Das fühlt sich zunächst qualvoll an. In Wirklichkeit klingt eine kurze Pause für den Zuhörer selbstsicher und überlegt. „Äh, also ich denke..." klingt unsicher. Eine 1,5-Sekunden-Pause gefolgt von „Ich denke..." klingt nach jemandem, der seine Worte bewusst wählt.

Das zunächst in risikoarmen Gesprächen üben — nicht nur in Übungsinterviews. Bewusst innehalten, bevor man in Meetings, Telefonaten oder informellen Gesprächen auf Fragen antwortet.

2. Eine Übergangsphrase verwenden

Wenn man einen Moment braucht, um die Gedanken zu ordnen, statt eines Füllworts einen kurzen strukturierten Übergang verwenden:

  • „Das ist eine gute Frage — lassen Sie mich kurz nachdenken."
  • „Ich gebe Ihnen ein konkretes Beispiel."
  • „Die kurze Antwort ist X. Lassen Sie mich den Kontext erläutern."

Diese geben dieselbe Zeit wie „äh" — ohne Unsicherheit zu signalisieren.

3. Aufnehmen und zählen

Man kann nicht korrigieren, was man nicht messen kann. Eine 5-minütige Übungssession aufnehmen und jedes „äh", „halt", „eigentlich" und „sozusagen" zählen.

Die meisten Menschen sind schockiert. 40–60 Füllwörter in 5 Minuten sind nicht ungewöhnlich. Die Zahl zu sehen macht die Gewohnheit bewusst, was der erste Schritt zur Veränderung ist.

Das wöchentlich tun. Beobachten, wie die Zahl sinkt.

4. Das Sprechtempo verlangsamen

Füllwörter nehmen zu, wenn der Mund schneller läuft als das Denken. Das Sprechtempo um 15–20 % zu verlangsamen gibt dem Gehirn Zeit, den nächsten Satz zu formen, bevor der Mund ihn braucht — was den Bedarf an Platzhaltern eliminiert.

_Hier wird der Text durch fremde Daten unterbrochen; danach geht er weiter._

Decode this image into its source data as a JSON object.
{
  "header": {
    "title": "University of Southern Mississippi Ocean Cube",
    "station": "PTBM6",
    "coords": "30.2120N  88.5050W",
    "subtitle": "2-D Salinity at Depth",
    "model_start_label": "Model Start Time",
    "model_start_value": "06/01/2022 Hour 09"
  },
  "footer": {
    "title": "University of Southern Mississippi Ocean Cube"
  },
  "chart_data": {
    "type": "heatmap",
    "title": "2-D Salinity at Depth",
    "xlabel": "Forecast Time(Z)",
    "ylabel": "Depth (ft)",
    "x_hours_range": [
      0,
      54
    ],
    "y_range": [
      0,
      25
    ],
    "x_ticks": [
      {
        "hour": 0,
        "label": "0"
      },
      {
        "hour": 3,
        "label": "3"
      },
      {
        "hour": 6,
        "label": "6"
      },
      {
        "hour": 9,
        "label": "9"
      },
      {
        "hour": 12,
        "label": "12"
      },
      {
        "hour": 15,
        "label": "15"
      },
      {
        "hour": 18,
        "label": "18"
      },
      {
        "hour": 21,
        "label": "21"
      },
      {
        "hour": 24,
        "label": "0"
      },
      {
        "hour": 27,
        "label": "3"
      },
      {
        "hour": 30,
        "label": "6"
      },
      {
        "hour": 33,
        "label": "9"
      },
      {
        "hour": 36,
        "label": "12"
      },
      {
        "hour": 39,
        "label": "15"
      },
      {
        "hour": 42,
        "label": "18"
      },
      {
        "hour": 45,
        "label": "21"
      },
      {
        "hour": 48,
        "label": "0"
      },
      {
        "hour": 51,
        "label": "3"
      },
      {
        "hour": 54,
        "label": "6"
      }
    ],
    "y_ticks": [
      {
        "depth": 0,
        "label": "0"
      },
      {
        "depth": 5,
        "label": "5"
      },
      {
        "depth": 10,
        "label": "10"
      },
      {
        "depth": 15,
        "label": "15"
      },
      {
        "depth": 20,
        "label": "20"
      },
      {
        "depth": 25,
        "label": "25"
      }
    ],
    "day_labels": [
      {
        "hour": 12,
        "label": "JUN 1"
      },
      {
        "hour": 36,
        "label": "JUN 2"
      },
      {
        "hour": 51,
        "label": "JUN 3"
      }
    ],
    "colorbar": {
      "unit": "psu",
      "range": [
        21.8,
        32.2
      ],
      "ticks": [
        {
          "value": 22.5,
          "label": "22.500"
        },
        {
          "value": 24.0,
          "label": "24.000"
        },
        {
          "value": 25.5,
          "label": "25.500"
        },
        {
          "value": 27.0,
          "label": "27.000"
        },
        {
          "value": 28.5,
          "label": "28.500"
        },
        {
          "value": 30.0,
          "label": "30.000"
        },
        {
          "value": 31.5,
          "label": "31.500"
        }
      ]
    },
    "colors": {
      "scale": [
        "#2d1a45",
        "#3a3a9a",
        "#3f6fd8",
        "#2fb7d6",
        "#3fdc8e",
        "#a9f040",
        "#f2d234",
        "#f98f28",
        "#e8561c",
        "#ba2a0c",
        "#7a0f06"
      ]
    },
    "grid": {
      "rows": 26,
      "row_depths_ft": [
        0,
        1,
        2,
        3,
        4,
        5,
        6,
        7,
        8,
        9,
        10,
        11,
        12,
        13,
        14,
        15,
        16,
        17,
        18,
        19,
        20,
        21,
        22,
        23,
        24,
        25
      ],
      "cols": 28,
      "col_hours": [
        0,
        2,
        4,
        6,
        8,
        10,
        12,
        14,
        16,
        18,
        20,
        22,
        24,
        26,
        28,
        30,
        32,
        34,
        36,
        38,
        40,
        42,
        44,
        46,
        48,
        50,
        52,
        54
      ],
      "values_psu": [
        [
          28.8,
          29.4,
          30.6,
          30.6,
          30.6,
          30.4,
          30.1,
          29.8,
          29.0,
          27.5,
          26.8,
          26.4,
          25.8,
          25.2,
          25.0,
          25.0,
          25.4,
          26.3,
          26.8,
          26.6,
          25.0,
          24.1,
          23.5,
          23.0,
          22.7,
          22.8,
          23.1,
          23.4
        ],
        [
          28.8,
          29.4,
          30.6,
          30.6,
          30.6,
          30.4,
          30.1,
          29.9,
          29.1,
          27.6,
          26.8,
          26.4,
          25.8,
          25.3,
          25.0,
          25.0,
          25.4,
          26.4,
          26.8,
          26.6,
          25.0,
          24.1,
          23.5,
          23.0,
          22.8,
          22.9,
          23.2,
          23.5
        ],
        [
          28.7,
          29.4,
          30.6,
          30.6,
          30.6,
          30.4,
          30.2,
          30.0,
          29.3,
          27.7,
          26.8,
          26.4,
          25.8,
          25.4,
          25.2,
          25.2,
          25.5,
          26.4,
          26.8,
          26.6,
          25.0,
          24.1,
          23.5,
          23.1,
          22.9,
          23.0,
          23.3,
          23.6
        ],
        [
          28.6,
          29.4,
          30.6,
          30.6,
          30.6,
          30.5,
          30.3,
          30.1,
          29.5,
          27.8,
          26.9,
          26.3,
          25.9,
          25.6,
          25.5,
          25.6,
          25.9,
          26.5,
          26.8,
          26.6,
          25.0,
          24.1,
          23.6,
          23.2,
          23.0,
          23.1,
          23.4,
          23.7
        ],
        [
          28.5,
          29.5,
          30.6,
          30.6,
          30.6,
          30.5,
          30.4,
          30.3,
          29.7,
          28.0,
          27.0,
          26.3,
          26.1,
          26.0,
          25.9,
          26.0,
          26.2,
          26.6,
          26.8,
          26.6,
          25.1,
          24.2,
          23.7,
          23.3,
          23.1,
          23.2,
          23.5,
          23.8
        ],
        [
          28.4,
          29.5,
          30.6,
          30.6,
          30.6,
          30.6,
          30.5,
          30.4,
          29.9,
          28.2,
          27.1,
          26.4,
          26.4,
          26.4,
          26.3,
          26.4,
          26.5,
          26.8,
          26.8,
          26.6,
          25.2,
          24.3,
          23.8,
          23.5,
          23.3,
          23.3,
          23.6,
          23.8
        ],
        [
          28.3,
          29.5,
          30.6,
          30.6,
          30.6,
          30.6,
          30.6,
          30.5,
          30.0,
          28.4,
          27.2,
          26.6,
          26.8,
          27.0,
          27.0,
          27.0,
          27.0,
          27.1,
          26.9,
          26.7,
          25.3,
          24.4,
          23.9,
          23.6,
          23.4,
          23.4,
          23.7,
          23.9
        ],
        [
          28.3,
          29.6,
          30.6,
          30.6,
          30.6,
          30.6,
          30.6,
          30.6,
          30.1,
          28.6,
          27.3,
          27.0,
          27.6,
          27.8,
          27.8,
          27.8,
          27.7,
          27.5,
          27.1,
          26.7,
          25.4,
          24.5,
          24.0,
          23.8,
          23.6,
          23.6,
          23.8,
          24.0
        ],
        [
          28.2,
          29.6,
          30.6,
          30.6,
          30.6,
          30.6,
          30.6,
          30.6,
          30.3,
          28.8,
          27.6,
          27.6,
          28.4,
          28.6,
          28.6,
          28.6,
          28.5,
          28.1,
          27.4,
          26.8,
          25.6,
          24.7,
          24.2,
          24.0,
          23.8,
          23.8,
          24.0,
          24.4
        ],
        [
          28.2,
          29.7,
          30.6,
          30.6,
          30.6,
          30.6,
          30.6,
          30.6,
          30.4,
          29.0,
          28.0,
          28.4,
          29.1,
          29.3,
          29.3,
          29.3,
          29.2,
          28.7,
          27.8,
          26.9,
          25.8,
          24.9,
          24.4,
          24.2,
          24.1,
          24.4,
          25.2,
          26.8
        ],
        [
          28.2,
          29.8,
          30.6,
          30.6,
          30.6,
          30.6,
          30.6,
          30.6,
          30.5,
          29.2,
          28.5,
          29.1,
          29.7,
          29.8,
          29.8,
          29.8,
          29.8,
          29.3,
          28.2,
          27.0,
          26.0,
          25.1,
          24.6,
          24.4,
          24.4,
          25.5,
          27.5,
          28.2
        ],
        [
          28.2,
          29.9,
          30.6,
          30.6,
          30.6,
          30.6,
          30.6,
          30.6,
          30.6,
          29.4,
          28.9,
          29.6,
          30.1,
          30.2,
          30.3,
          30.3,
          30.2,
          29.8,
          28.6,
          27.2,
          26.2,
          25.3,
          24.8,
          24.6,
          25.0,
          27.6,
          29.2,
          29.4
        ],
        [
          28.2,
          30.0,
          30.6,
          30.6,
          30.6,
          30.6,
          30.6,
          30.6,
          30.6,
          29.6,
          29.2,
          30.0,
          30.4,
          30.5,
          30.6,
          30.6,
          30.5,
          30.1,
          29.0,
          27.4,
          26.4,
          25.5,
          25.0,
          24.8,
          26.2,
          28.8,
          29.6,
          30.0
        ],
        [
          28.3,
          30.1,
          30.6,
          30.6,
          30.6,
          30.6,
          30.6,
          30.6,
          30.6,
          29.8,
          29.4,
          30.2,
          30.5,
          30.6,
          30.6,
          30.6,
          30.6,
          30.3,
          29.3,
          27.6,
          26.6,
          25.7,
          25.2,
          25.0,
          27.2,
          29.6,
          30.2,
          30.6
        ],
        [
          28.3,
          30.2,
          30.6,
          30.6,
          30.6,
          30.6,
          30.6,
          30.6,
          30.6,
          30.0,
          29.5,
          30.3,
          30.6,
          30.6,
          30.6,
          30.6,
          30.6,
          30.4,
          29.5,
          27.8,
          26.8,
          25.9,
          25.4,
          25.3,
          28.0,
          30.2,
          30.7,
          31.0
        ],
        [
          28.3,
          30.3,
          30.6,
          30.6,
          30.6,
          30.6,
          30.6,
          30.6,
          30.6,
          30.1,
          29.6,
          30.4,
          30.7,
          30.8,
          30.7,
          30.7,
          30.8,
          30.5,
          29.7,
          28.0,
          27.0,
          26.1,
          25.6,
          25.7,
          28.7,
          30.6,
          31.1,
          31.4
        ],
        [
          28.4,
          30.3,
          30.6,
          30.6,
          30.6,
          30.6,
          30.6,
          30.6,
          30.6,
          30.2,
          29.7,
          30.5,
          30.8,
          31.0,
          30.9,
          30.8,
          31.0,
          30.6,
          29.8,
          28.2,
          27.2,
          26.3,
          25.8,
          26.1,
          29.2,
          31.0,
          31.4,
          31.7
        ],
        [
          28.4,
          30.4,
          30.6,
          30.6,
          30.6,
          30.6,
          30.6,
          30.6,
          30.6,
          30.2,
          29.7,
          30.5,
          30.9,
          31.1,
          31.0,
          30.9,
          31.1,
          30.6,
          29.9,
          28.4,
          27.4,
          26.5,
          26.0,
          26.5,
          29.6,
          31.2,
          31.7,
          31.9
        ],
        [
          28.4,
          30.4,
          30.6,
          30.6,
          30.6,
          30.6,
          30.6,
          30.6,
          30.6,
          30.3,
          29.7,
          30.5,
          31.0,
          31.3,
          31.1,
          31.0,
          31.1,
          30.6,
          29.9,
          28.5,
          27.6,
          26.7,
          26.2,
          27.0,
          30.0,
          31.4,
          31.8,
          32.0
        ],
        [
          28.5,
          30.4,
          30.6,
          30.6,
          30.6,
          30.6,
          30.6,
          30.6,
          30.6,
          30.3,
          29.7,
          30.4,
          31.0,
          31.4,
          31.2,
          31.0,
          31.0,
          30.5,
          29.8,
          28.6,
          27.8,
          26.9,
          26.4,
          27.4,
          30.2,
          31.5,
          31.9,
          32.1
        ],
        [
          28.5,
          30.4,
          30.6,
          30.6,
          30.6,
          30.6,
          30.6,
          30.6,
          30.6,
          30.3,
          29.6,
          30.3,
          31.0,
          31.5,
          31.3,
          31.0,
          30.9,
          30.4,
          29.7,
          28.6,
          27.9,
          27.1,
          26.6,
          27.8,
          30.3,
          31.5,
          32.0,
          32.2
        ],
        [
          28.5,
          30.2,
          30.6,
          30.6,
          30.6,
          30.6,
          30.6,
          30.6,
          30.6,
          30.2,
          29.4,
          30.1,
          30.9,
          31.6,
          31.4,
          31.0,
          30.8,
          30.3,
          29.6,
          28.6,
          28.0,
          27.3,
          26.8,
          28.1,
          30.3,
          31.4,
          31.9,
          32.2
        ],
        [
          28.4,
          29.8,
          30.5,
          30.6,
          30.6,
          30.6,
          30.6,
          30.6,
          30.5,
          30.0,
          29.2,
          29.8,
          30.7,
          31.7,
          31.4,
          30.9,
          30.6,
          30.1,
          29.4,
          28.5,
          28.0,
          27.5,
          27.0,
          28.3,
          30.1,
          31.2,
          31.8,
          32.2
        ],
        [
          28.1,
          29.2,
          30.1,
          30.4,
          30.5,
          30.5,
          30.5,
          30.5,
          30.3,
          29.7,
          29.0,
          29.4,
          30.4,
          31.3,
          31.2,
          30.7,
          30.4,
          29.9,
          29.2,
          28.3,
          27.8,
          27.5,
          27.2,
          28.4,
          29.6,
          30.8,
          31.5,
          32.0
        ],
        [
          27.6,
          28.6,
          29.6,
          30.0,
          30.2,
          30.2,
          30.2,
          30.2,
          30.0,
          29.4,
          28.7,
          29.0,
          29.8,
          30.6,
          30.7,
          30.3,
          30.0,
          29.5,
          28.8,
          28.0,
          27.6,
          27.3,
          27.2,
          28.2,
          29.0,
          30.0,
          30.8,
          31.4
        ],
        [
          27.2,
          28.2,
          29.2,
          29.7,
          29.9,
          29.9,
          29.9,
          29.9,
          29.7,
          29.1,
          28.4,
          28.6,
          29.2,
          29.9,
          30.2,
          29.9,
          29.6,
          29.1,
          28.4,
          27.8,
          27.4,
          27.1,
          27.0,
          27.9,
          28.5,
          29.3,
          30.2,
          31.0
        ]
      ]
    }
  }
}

Etwas langsamer zu sprechen klingt auch autoritativer. Das ist ein doppelter Vorteil.


Was man nicht tun sollte

Nicht mit Gewalt im Gespräch unterdrücken. Zu versuchen, jedes Füllwort bewusst zu unterdrücken, während man gleichzeitig eine qualitativ hochwertige Antwort formuliert, ist zu viel kognitive Last. Man wird einfrieren oder roboterhaft klingen.

Nicht nur darüber nachdenken. Man muss laut unter simulierten Druckbedingungen sprechen. Über Füllwörter zu lesen ändert die Gewohnheit nicht.

Nicht gelegentlich mit immer verwechseln. Ein „äh" am Anfang einer Antwort nach einer wirklich schwierigen Frage ist in Ordnung. Das Ziel ist nicht Perfektion — es geht darum, die Häufigkeit auf einen Punkt zu reduzieren, wo sie nicht mehr auffällt.


Ein Zwei-Wochen-Reduktionsplan

Woche Fokus
Woche 1 Jede Übungssession aufnehmen. Füllwörter zählen. Das häufigste identifizieren.
Woche 2 In jeder Übungssession nur darauf konzentrieren, Füllwort Nr. 1 durch eine Pause zu ersetzen.

Ein Füllwort nach dem anderen anzugehen funktioniert besser, als zu versuchen, alle gleichzeitig zu eliminieren.


Jetzt üben

Füllwörter reduziert man nicht dadurch, dass man sich ihrer bewusst ist. Man reduziert sie, indem man unter simuliertem Druck übt, bis die Gewohnheit sich neu verdrahtet.